Bodily Autonomy and Medical Ethics in the Abortion Debate
[Today’s guest post by Todd Pettigrew is part of our paid blogging program.]
On those rare occasions that I tell my friends that I have a pro-life stance on abortion, their reaction is typically surprise followed by a quick objection along the lines of “Well, if it’s her body…” and then they seem to think it’s hardly worth their time to say anything else.
As readers of this blog may well know, what my friends are thinking of is commonly called the bodily autonomy argument. Briefly, it states that any person has a right to decide on what does or does not happen to his or her physical person. If a woman wishes to have the shape of her nose changed, for instance, that is up to her, even if others might have moral objections. Likewise, the argument goes, if a woman has an embryo or fetus inside of her, she has the right to have it removed.
It’s a powerful argument and for many, the end of the conversation.
Conversely, the ubiquity of the bodily autonomy argument has meant that pro-life advocates have worked hard to refute it, and have done so elsewhere. When they have, those counter-arguments have usually been framed in terms of the moral obligation of a mother to care for a child, or as a refutation of the so-called violinist argument.
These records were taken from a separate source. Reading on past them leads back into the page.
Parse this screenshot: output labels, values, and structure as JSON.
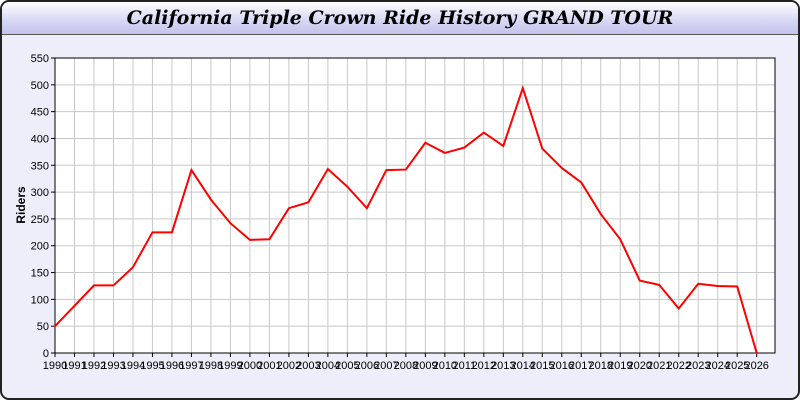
{
  "chart_data": {
    "type": "line",
    "title": "California Triple Crown Ride History GRAND TOUR",
    "xlabel": "",
    "ylabel": "Riders",
    "ylim": [
      0,
      550
    ],
    "yticks": [
      0,
      50,
      100,
      150,
      200,
      250,
      300,
      350,
      400,
      450,
      500,
      550
    ],
    "grid": true,
    "line_color": "#ff0000",
    "x": [
      1990,
      1991,
      1992,
      1993,
      1994,
      1995,
      1996,
      1997,
      1998,
      1999,
      2000,
      2001,
      2002,
      2003,
      2004,
      2005,
      2006,
      2007,
      2008,
      2009,
      2010,
      2011,
      2012,
      2013,
      2014,
      2015,
      2016,
      2017,
      2018,
      2019,
      2020,
      2021,
      2022,
      2023,
      2024,
      2025,
      2026
    ],
    "series": [
      {
        "values": [
          50,
          88,
          126,
          126,
          160,
          225,
          225,
          341,
          286,
          242,
          211,
          212,
          270,
          281,
          343,
          310,
          270,
          341,
          342,
          392,
          373,
          383,
          411,
          386,
          494,
          381,
          345,
          318,
          259,
          212,
          135,
          127,
          83,
          129,
          125,
          124,
          0
        ]
      }
    ]
  }
}
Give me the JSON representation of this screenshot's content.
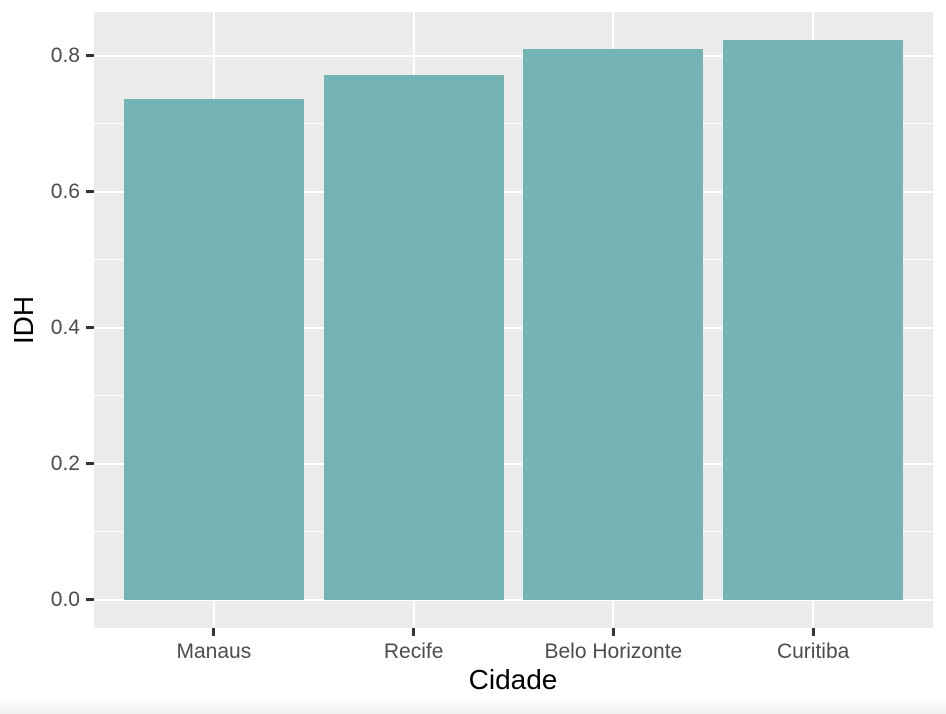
{
  "figure": {
    "background": "#ffffff"
  },
  "chart_data": {
    "type": "bar",
    "title": "",
    "xlabel": "Cidade",
    "ylabel": "IDH",
    "categories": [
      "Manaus",
      "Recife",
      "Belo Horizonte",
      "Curitiba"
    ],
    "values": [
      0.737,
      0.772,
      0.81,
      0.823
    ],
    "yticks": [
      0.0,
      0.2,
      0.4,
      0.6,
      0.8
    ],
    "ytick_labels": [
      "0.0",
      "0.2",
      "0.4",
      "0.6",
      "0.8"
    ],
    "yticks_minor": [
      0.1,
      0.3,
      0.5,
      0.7
    ],
    "ylim": [
      0,
      0.823
    ],
    "ylim_display": [
      -0.0412,
      0.8642
    ],
    "bar_width_fraction": 0.9,
    "grid": "on",
    "legend": "none",
    "style": {
      "bar_fill": "#75b4b4",
      "panel_background": "#ebebeb",
      "grid_color": "#ffffff",
      "tick_label_color": "#4d4d4d",
      "axis_title_color": "#000000",
      "tick_mark_color": "#333333"
    }
  }
}
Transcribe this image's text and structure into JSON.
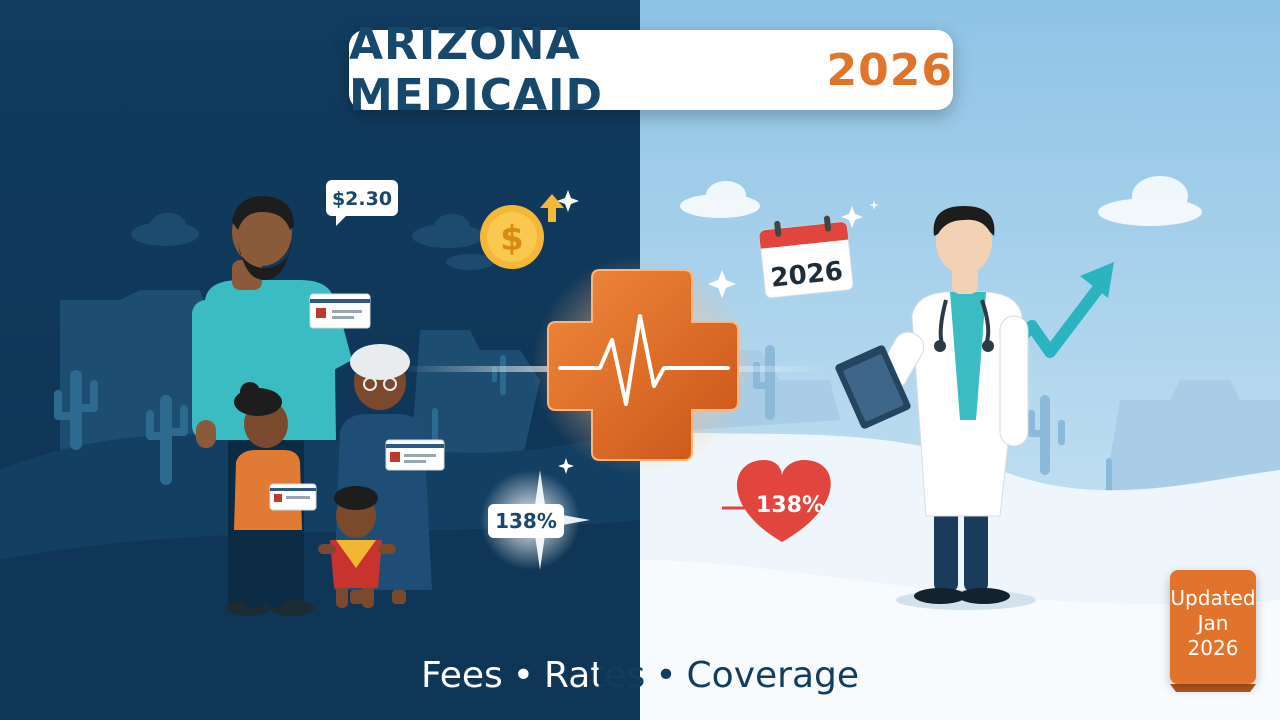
{
  "title": {
    "main": "ARIZONA MEDICAID",
    "year": "2026"
  },
  "price_bubble": "$2.30",
  "percent_left": "138%",
  "percent_right": "138%",
  "calendar_year": "2026",
  "tagline": {
    "part1": "Fees",
    "separator": "•",
    "part2": "Rates",
    "part3": "Coverage"
  },
  "badge": {
    "line1": "Updated",
    "line2": "Jan",
    "line3": "2026"
  },
  "colors": {
    "dark_navy": "#0f3a5c",
    "light_sky": "#9fcbe6",
    "accent_orange": "#e0742c",
    "teal": "#3bbcc2",
    "heart_red": "#e0453e"
  },
  "icons": [
    "dollar-coin-icon",
    "up-arrow-icon",
    "medical-cross-icon",
    "heartbeat-icon",
    "calendar-icon",
    "trend-arrow-icon",
    "heart-icon",
    "sparkle-icon",
    "cactus-icon",
    "cloud-icon",
    "stethoscope-icon",
    "clipboard-icon"
  ]
}
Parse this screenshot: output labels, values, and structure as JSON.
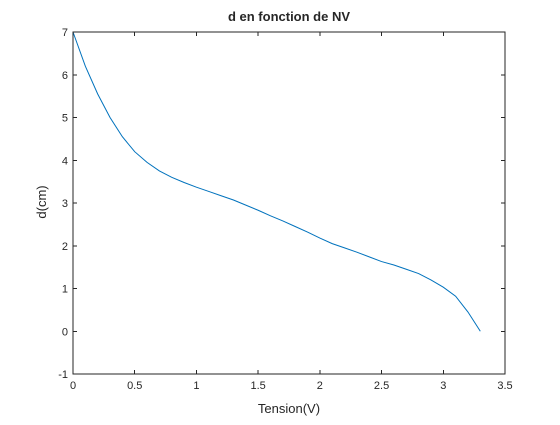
{
  "chart_data": {
    "type": "line",
    "title": "d en fonction de NV",
    "xlabel": "Tension(V)",
    "ylabel": "d(cm)",
    "xlim": [
      0,
      3.5
    ],
    "ylim": [
      -1,
      7
    ],
    "xticks": [
      0,
      0.5,
      1,
      1.5,
      2,
      2.5,
      3,
      3.5
    ],
    "yticks": [
      -1,
      0,
      1,
      2,
      3,
      4,
      5,
      6,
      7
    ],
    "xtick_labels": [
      "0",
      "0.5",
      "1",
      "1.5",
      "2",
      "2.5",
      "3",
      "3.5"
    ],
    "ytick_labels": [
      "-1",
      "0",
      "1",
      "2",
      "3",
      "4",
      "5",
      "6",
      "7"
    ],
    "grid": false,
    "series": [
      {
        "color": "#0072bd",
        "x": [
          0,
          0.1,
          0.2,
          0.3,
          0.4,
          0.5,
          0.6,
          0.7,
          0.8,
          0.9,
          1.0,
          1.1,
          1.2,
          1.3,
          1.4,
          1.5,
          1.6,
          1.7,
          1.8,
          1.9,
          2.0,
          2.1,
          2.2,
          2.3,
          2.4,
          2.5,
          2.6,
          2.7,
          2.8,
          2.9,
          3.0,
          3.1,
          3.2,
          3.3
        ],
        "y": [
          7.0,
          6.2,
          5.55,
          5.0,
          4.55,
          4.2,
          3.95,
          3.75,
          3.6,
          3.48,
          3.37,
          3.27,
          3.17,
          3.07,
          2.95,
          2.83,
          2.7,
          2.58,
          2.45,
          2.32,
          2.18,
          2.05,
          1.95,
          1.85,
          1.74,
          1.63,
          1.55,
          1.45,
          1.35,
          1.2,
          1.03,
          0.82,
          0.45,
          0.0
        ]
      }
    ]
  }
}
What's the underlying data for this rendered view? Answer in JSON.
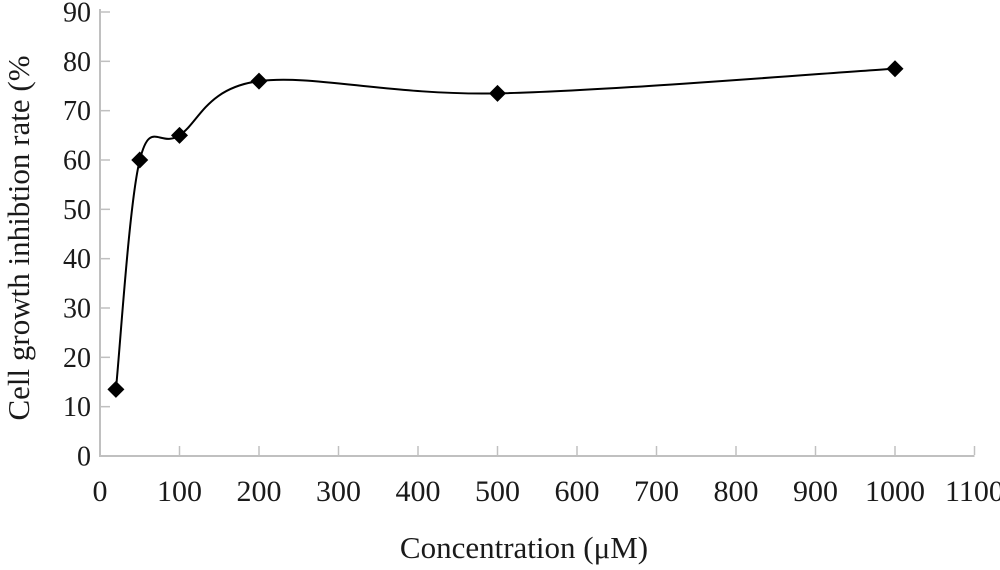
{
  "chart_data": {
    "type": "line",
    "subtype": "smoothed-scatter-with-markers",
    "title": "",
    "xlabel": "Concentration (μM)",
    "ylabel": "Cell growth inhibtion rate (%",
    "x": [
      20,
      50,
      100,
      200,
      500,
      1000
    ],
    "y": [
      13.5,
      60,
      65,
      76,
      73.5,
      78.5
    ],
    "xlim": [
      0,
      1100
    ],
    "ylim": [
      0,
      90
    ],
    "x_ticks": [
      0,
      100,
      200,
      300,
      400,
      500,
      600,
      700,
      800,
      900,
      1000,
      1100
    ],
    "y_ticks": [
      0,
      10,
      20,
      30,
      40,
      50,
      60,
      70,
      80,
      90
    ],
    "grid": false,
    "legend": false,
    "marker": "diamond",
    "colors": {
      "line": "#000000",
      "marker": "#000000",
      "axis": "#c0c0c0",
      "text": "#1a1a1a",
      "background": "#ffffff"
    }
  }
}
These counter-claims are entirely worthy, but there is another way to refute the bodily autonomy argument—a rebuttal related to basic medical ethics—and that is the counter-argument I would like to advance here.
My case begins with the idea that, the right to bodily autonomy must surely mean, primarily, the right not to have one’s body harmed or invaded. One cannot be compelled to have sex against one’s will, or to be stabbed or even tattooed without one’s consent. But there is no reason to think that bodily autonomy includes the right to have anything done to one’s body, without recourse to ethical considerations. And if an abortion is to be understood as a medical procedure, as pro-choice advocates insist that it must be, then it, like other medical procedures, must be subject to ethical scrutiny.
And, in fact, medical practitioners do sometimes refuse to perform procedures that they believe are unethical. Those with body dysmorphia or body identity integrity disorder sometimes seek to have a healthy limb removed. When a Scottish surgeon agreed to do so, that practitioner was denounced by colleagues.
Conversely, transhumanists even now are seeking surgeons to implant technological gadgets into their bodies to turn them into the first real supermen—without much luck so far. And even if such procedures did become commonplace it would only be after debating the ethics of the procedures in questions. The fact that the patients have the right to bodily autonomy doesn’t remove the practitioners’ obligations not to harm human beings.
A particularly affecting instance of a refusal to undertake a procedure due to ethical concerns made headlines in my part of the world not long ago. In January, New Brunswick toddler Zaccari Buell was in need of a kidney transplant. His mother, Ashley Barnaby, offered to donate her kidney, but her surgeons would not perform the operation on the grounds that Barnaby had health problems of her own; it would be unethical, her doctors said, to remove the mother’s organ. She is, according to reports, at risk for developing diabetes, which means she can’t risk being down one kidney.
If pro-choice advocates were right, there should have been no reason to deny Barnaby her wishes. It’s her body, after all. But she was refused and with good reason. It would be wrong for surgeons to perform a procedure that did harm to a human being even if they were asked to do so. And if a fetus is a human being, then the same ethical concerns must be at play.
Of course, others do argue that a fetus is not a human being in a moral sense. But that is the discussion we need to have. And simply saying “it’s her body” is nothing more than a distraction.